June 20–September 3, 2012.

Source: Philadelphia Museum of Art

The dream of Arcadia, a mythic place of beauty and repose where humankind lives in harmony with nature, has held an enduring appeal for artists since antiquity. With its promise of calm, simplicity, and order, it has served as both an inspiration—the sought for, but never fulfilled ideal of a paradise here on earth—and as an image of refuge, a place that is distant and seemingly protected from the vicissitudes of life. In the late 19th and early 20th centuries, a time of sweeping and often disruptive social, technological, and intellectual change, this dream found a powerful new currency and once again spurred the imagination of a new generation of painters—many of whom played key roles in the development of modern art.

The exhibition examines the different, yet closely related and complementary meanings of these three paintings, each a landmark in the history of modern art.
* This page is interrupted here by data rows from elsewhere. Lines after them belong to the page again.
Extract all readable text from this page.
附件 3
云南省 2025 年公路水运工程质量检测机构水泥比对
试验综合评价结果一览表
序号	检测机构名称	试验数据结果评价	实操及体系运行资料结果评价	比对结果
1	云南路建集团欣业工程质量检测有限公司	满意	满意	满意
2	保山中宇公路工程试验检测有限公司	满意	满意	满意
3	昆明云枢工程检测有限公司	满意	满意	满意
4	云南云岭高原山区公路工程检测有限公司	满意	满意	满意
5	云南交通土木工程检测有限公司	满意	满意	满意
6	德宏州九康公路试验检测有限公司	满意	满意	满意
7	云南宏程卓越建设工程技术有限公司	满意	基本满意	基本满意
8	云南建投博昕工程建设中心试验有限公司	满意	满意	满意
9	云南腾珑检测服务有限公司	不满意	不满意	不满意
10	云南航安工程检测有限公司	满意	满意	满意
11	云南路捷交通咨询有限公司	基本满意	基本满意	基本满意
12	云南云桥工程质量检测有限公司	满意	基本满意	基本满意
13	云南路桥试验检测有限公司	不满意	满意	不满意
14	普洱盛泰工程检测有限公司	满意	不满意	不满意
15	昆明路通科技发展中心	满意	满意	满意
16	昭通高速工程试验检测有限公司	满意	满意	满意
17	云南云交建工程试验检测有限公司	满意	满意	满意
Gauguin, Cézanne, Matisse: Visions of Arcadia reflects the challenge of expressing a timeless and deeply human ideal with new urgency and meaning in the modern era,” said Joseph J. Rishel, The Gisela and Dennis Alter Senior Curator of European Painting before 1900, and Senior Curator of the John G. Johnson Collection and the Rodin Museum. “By bringing together these ambitious works, we hope to convey an unusual range of achievement leading up to World War I, as artists fueled by high optimism and sometimes profound unease looked inward and to each other to give creative shape to the common fate of the human condition.